PT Rifan Financindo Berjangka – Rupiah melemah signifikan terhadap dolar Amerika Serikat (AS), bahkan mencapai level di atas Rp16.200/US$. Pada Selasa (16/4/2024), rupiah ditutup di angka Rp16.170/US$, posisi terendah sejak 6 April 2020.
Faktor-Faktor Penyebab Pelemahan Rupiah
Ambruknya nilai rupiah dipengaruhi oleh kenaikan indeks dolar AS (DXY) yang mencapai angka 106,31. Sentimen tidak menguntungkan dari pasar dan dampak libur panjang Hari Raya Idul Fitri juga menjadi faktor utama.
Langkah BI untuk Menstabilkan Rupiah
Gubernur Bank Indonesia (BI), Perry Warjiyo, menegaskan kesiapan BI untuk menjaga stabilitas nilai tukar. Langkah intervensi baik melalui spot maupun non delivery forward (NDF) siap diluncurkan.
Potensi Kenaikan Suku Bunga BI
Pasar mulai memperhatikan kemungkinan BI untuk menaikkan suku bunga acuan sebagai langkah stabilisasi rupiah bulan ini.
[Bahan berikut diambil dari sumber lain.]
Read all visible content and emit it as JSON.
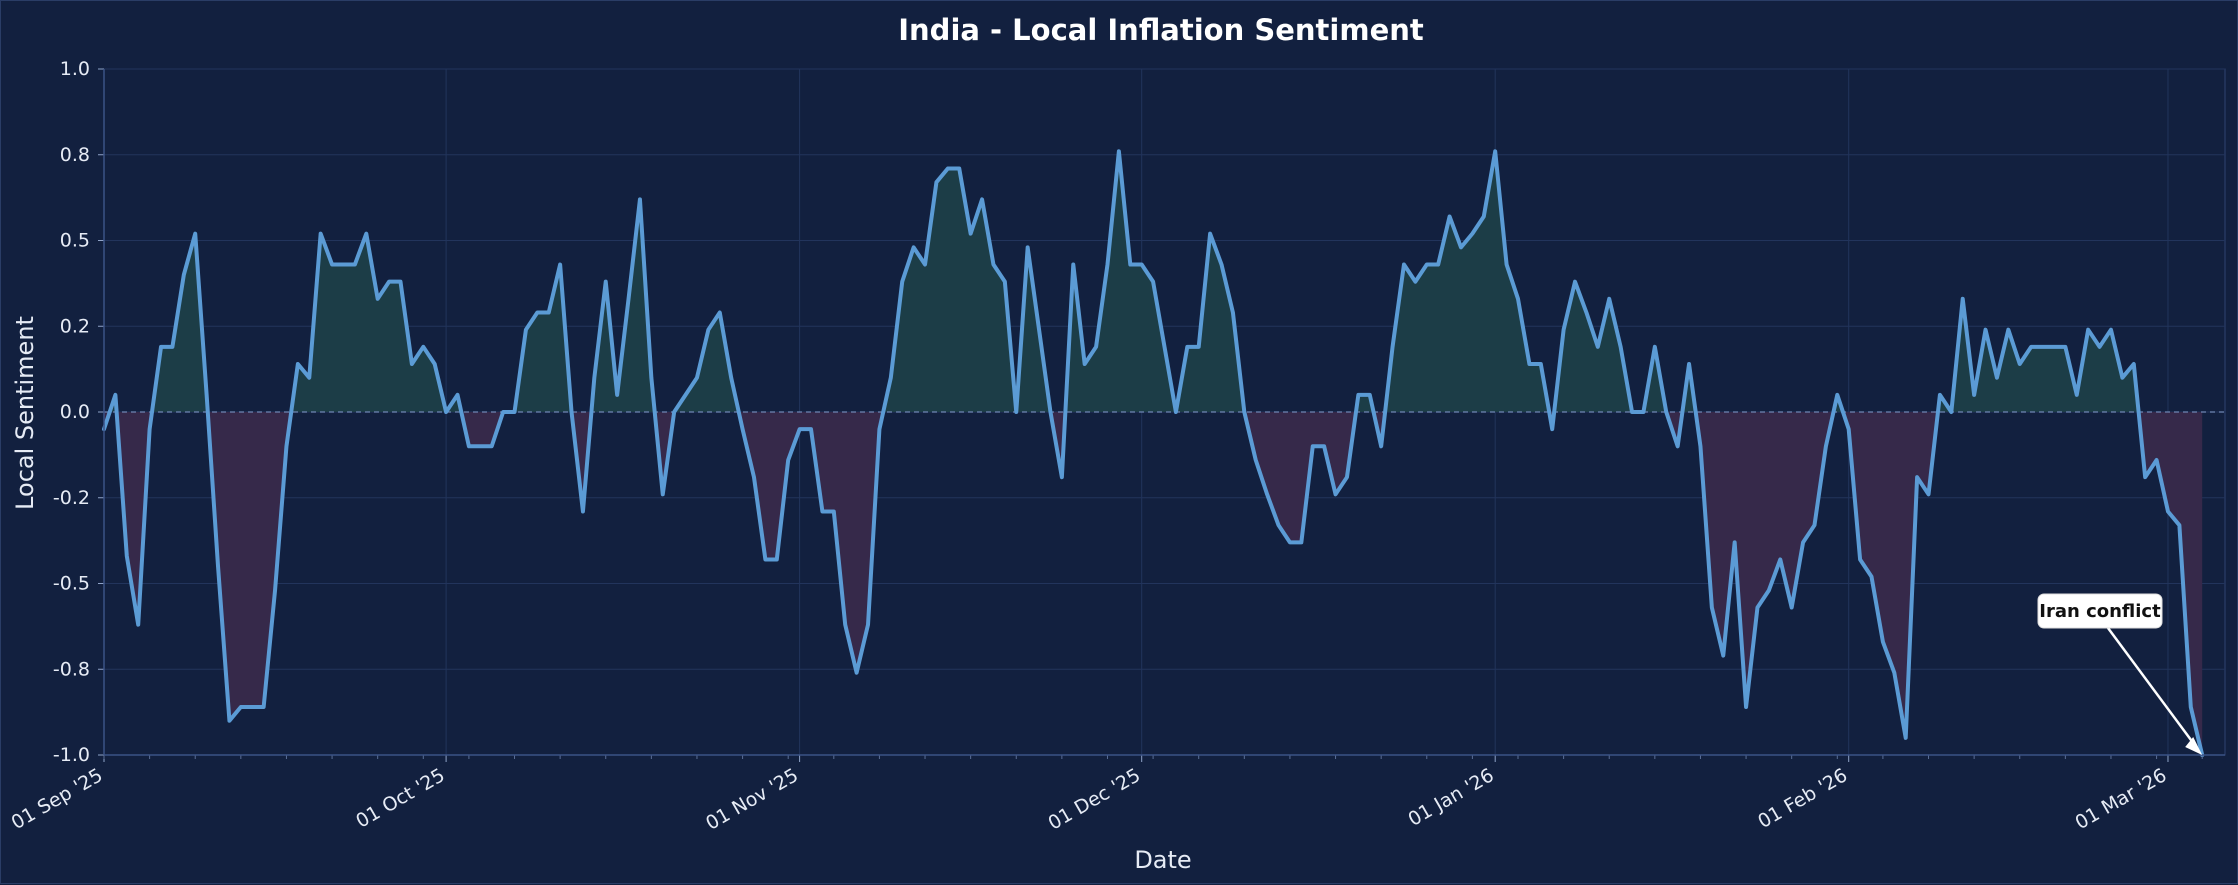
{
  "chart_data": {
    "type": "line",
    "title": "India - Local Inflation Sentiment",
    "xlabel": "Date",
    "ylabel": "Local Sentiment",
    "ylim": [
      -1.0,
      1.0
    ],
    "xlim": [
      "2025-09-01",
      "2026-03-06"
    ],
    "grid": true,
    "zero_line": true,
    "fill_positive_color": "#1c3d47",
    "fill_negative_color": "#36294a",
    "line_color": "#5b9bd5",
    "background_color": "#12203f",
    "y_ticks": [
      {
        "value": 1.0,
        "label": "1.0"
      },
      {
        "value": 0.75,
        "label": "0.8"
      },
      {
        "value": 0.5,
        "label": "0.5"
      },
      {
        "value": 0.25,
        "label": "0.2"
      },
      {
        "value": 0.0,
        "label": "0.0"
      },
      {
        "value": -0.25,
        "label": "-0.2"
      },
      {
        "value": -0.5,
        "label": "-0.5"
      },
      {
        "value": -0.75,
        "label": "-0.8"
      },
      {
        "value": -1.0,
        "label": "-1.0"
      }
    ],
    "x_ticks": [
      {
        "date": "2025-09-01",
        "label": "01 Sep '25"
      },
      {
        "date": "2025-10-01",
        "label": "01 Oct '25"
      },
      {
        "date": "2025-11-01",
        "label": "01 Nov '25"
      },
      {
        "date": "2025-12-01",
        "label": "01 Dec '25"
      },
      {
        "date": "2026-01-01",
        "label": "01 Jan '26"
      },
      {
        "date": "2026-02-01",
        "label": "01 Feb '26"
      },
      {
        "date": "2026-03-01",
        "label": "01 Mar '26"
      }
    ],
    "series": [
      {
        "values": [
          [
            "2025-09-01",
            -0.05
          ],
          [
            "2025-09-02",
            0.05
          ],
          [
            "2025-09-03",
            -0.42
          ],
          [
            "2025-09-04",
            -0.62
          ],
          [
            "2025-09-05",
            -0.05
          ],
          [
            "2025-09-06",
            0.19
          ],
          [
            "2025-09-07",
            0.19
          ],
          [
            "2025-09-08",
            0.4
          ],
          [
            "2025-09-09",
            0.52
          ],
          [
            "2025-09-10",
            0.05
          ],
          [
            "2025-09-11",
            -0.45
          ],
          [
            "2025-09-12",
            -0.9
          ],
          [
            "2025-09-13",
            -0.86
          ],
          [
            "2025-09-14",
            -0.86
          ],
          [
            "2025-09-15",
            -0.86
          ],
          [
            "2025-09-16",
            -0.52
          ],
          [
            "2025-09-17",
            -0.1
          ],
          [
            "2025-09-18",
            0.14
          ],
          [
            "2025-09-19",
            0.1
          ],
          [
            "2025-09-20",
            0.52
          ],
          [
            "2025-09-21",
            0.43
          ],
          [
            "2025-09-22",
            0.43
          ],
          [
            "2025-09-23",
            0.43
          ],
          [
            "2025-09-24",
            0.52
          ],
          [
            "2025-09-25",
            0.33
          ],
          [
            "2025-09-26",
            0.38
          ],
          [
            "2025-09-27",
            0.38
          ],
          [
            "2025-09-28",
            0.14
          ],
          [
            "2025-09-29",
            0.19
          ],
          [
            "2025-09-30",
            0.14
          ],
          [
            "2025-10-01",
            0.0
          ],
          [
            "2025-10-02",
            0.05
          ],
          [
            "2025-10-03",
            -0.1
          ],
          [
            "2025-10-04",
            -0.1
          ],
          [
            "2025-10-05",
            -0.1
          ],
          [
            "2025-10-06",
            0.0
          ],
          [
            "2025-10-07",
            0.0
          ],
          [
            "2025-10-08",
            0.24
          ],
          [
            "2025-10-09",
            0.29
          ],
          [
            "2025-10-10",
            0.29
          ],
          [
            "2025-10-11",
            0.43
          ],
          [
            "2025-10-12",
            0.0
          ],
          [
            "2025-10-13",
            -0.29
          ],
          [
            "2025-10-14",
            0.1
          ],
          [
            "2025-10-15",
            0.38
          ],
          [
            "2025-10-16",
            0.05
          ],
          [
            "2025-10-17",
            0.33
          ],
          [
            "2025-10-18",
            0.62
          ],
          [
            "2025-10-19",
            0.1
          ],
          [
            "2025-10-20",
            -0.24
          ],
          [
            "2025-10-21",
            0.0
          ],
          [
            "2025-10-22",
            0.05
          ],
          [
            "2025-10-23",
            0.1
          ],
          [
            "2025-10-24",
            0.24
          ],
          [
            "2025-10-25",
            0.29
          ],
          [
            "2025-10-26",
            0.1
          ],
          [
            "2025-10-27",
            -0.05
          ],
          [
            "2025-10-28",
            -0.19
          ],
          [
            "2025-10-29",
            -0.43
          ],
          [
            "2025-10-30",
            -0.43
          ],
          [
            "2025-10-31",
            -0.14
          ],
          [
            "2025-11-01",
            -0.05
          ],
          [
            "2025-11-02",
            -0.05
          ],
          [
            "2025-11-03",
            -0.29
          ],
          [
            "2025-11-04",
            -0.29
          ],
          [
            "2025-11-05",
            -0.62
          ],
          [
            "2025-11-06",
            -0.76
          ],
          [
            "2025-11-07",
            -0.62
          ],
          [
            "2025-11-08",
            -0.05
          ],
          [
            "2025-11-09",
            0.1
          ],
          [
            "2025-11-10",
            0.38
          ],
          [
            "2025-11-11",
            0.48
          ],
          [
            "2025-11-12",
            0.43
          ],
          [
            "2025-11-13",
            0.67
          ],
          [
            "2025-11-14",
            0.71
          ],
          [
            "2025-11-15",
            0.71
          ],
          [
            "2025-11-16",
            0.52
          ],
          [
            "2025-11-17",
            0.62
          ],
          [
            "2025-11-18",
            0.43
          ],
          [
            "2025-11-19",
            0.38
          ],
          [
            "2025-11-20",
            0.0
          ],
          [
            "2025-11-21",
            0.48
          ],
          [
            "2025-11-22",
            0.24
          ],
          [
            "2025-11-23",
            0.0
          ],
          [
            "2025-11-24",
            -0.19
          ],
          [
            "2025-11-25",
            0.43
          ],
          [
            "2025-11-26",
            0.14
          ],
          [
            "2025-11-27",
            0.19
          ],
          [
            "2025-11-28",
            0.43
          ],
          [
            "2025-11-29",
            0.76
          ],
          [
            "2025-11-30",
            0.43
          ],
          [
            "2025-12-01",
            0.43
          ],
          [
            "2025-12-02",
            0.38
          ],
          [
            "2025-12-03",
            0.19
          ],
          [
            "2025-12-04",
            0.0
          ],
          [
            "2025-12-05",
            0.19
          ],
          [
            "2025-12-06",
            0.19
          ],
          [
            "2025-12-07",
            0.52
          ],
          [
            "2025-12-08",
            0.43
          ],
          [
            "2025-12-09",
            0.29
          ],
          [
            "2025-12-10",
            0.0
          ],
          [
            "2025-12-11",
            -0.14
          ],
          [
            "2025-12-12",
            -0.24
          ],
          [
            "2025-12-13",
            -0.33
          ],
          [
            "2025-12-14",
            -0.38
          ],
          [
            "2025-12-15",
            -0.38
          ],
          [
            "2025-12-16",
            -0.1
          ],
          [
            "2025-12-17",
            -0.1
          ],
          [
            "2025-12-18",
            -0.24
          ],
          [
            "2025-12-19",
            -0.19
          ],
          [
            "2025-12-20",
            0.05
          ],
          [
            "2025-12-21",
            0.05
          ],
          [
            "2025-12-22",
            -0.1
          ],
          [
            "2025-12-23",
            0.19
          ],
          [
            "2025-12-24",
            0.43
          ],
          [
            "2025-12-25",
            0.38
          ],
          [
            "2025-12-26",
            0.43
          ],
          [
            "2025-12-27",
            0.43
          ],
          [
            "2025-12-28",
            0.57
          ],
          [
            "2025-12-29",
            0.48
          ],
          [
            "2025-12-30",
            0.52
          ],
          [
            "2025-12-31",
            0.57
          ],
          [
            "2026-01-01",
            0.76
          ],
          [
            "2026-01-02",
            0.43
          ],
          [
            "2026-01-03",
            0.33
          ],
          [
            "2026-01-04",
            0.14
          ],
          [
            "2026-01-05",
            0.14
          ],
          [
            "2026-01-06",
            -0.05
          ],
          [
            "2026-01-07",
            0.24
          ],
          [
            "2026-01-08",
            0.38
          ],
          [
            "2026-01-09",
            0.29
          ],
          [
            "2026-01-10",
            0.19
          ],
          [
            "2026-01-11",
            0.33
          ],
          [
            "2026-01-12",
            0.19
          ],
          [
            "2026-01-13",
            0.0
          ],
          [
            "2026-01-14",
            0.0
          ],
          [
            "2026-01-15",
            0.19
          ],
          [
            "2026-01-16",
            0.0
          ],
          [
            "2026-01-17",
            -0.1
          ],
          [
            "2026-01-18",
            0.14
          ],
          [
            "2026-01-19",
            -0.1
          ],
          [
            "2026-01-20",
            -0.57
          ],
          [
            "2026-01-21",
            -0.71
          ],
          [
            "2026-01-22",
            -0.38
          ],
          [
            "2026-01-23",
            -0.86
          ],
          [
            "2026-01-24",
            -0.57
          ],
          [
            "2026-01-25",
            -0.52
          ],
          [
            "2026-01-26",
            -0.43
          ],
          [
            "2026-01-27",
            -0.57
          ],
          [
            "2026-01-28",
            -0.38
          ],
          [
            "2026-01-29",
            -0.33
          ],
          [
            "2026-01-30",
            -0.1
          ],
          [
            "2026-01-31",
            0.05
          ],
          [
            "2026-02-01",
            -0.05
          ],
          [
            "2026-02-02",
            -0.43
          ],
          [
            "2026-02-03",
            -0.48
          ],
          [
            "2026-02-04",
            -0.67
          ],
          [
            "2026-02-05",
            -0.76
          ],
          [
            "2026-02-06",
            -0.95
          ],
          [
            "2026-02-07",
            -0.19
          ],
          [
            "2026-02-08",
            -0.24
          ],
          [
            "2026-02-09",
            0.05
          ],
          [
            "2026-02-10",
            0.0
          ],
          [
            "2026-02-11",
            0.33
          ],
          [
            "2026-02-12",
            0.05
          ],
          [
            "2026-02-13",
            0.24
          ],
          [
            "2026-02-14",
            0.1
          ],
          [
            "2026-02-15",
            0.24
          ],
          [
            "2026-02-16",
            0.14
          ],
          [
            "2026-02-17",
            0.19
          ],
          [
            "2026-02-18",
            0.19
          ],
          [
            "2026-02-19",
            0.19
          ],
          [
            "2026-02-20",
            0.19
          ],
          [
            "2026-02-21",
            0.05
          ],
          [
            "2026-02-22",
            0.24
          ],
          [
            "2026-02-23",
            0.19
          ],
          [
            "2026-02-24",
            0.24
          ],
          [
            "2026-02-25",
            0.1
          ],
          [
            "2026-02-26",
            0.14
          ],
          [
            "2026-02-27",
            -0.19
          ],
          [
            "2026-02-28",
            -0.14
          ],
          [
            "2026-03-01",
            -0.29
          ],
          [
            "2026-03-02",
            -0.33
          ],
          [
            "2026-03-03",
            -0.86
          ],
          [
            "2026-03-04",
            -1.0
          ]
        ]
      }
    ],
    "annotations": [
      {
        "text": "Iran conflict",
        "date": "2026-03-04",
        "value": -1.0
      }
    ]
  }
}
Kenaikan sekitar 25bps diproyeksikan, membuat BI rate naik menjadi 6,25%.
Analisis Teknikal Rupiah
Secara teknikal, tren pelemahan rupiah masih terjadi. Level psikologis dan high candle di angka Rp16.200/US$ menjadi patokan, sementara support terdekat berada di Rp16.045/US$.
Dengan pemahaman yang mendalam tentang pergerakan pasar keuangan, investor dapat mengatur strategi investasi dengan lebih baik.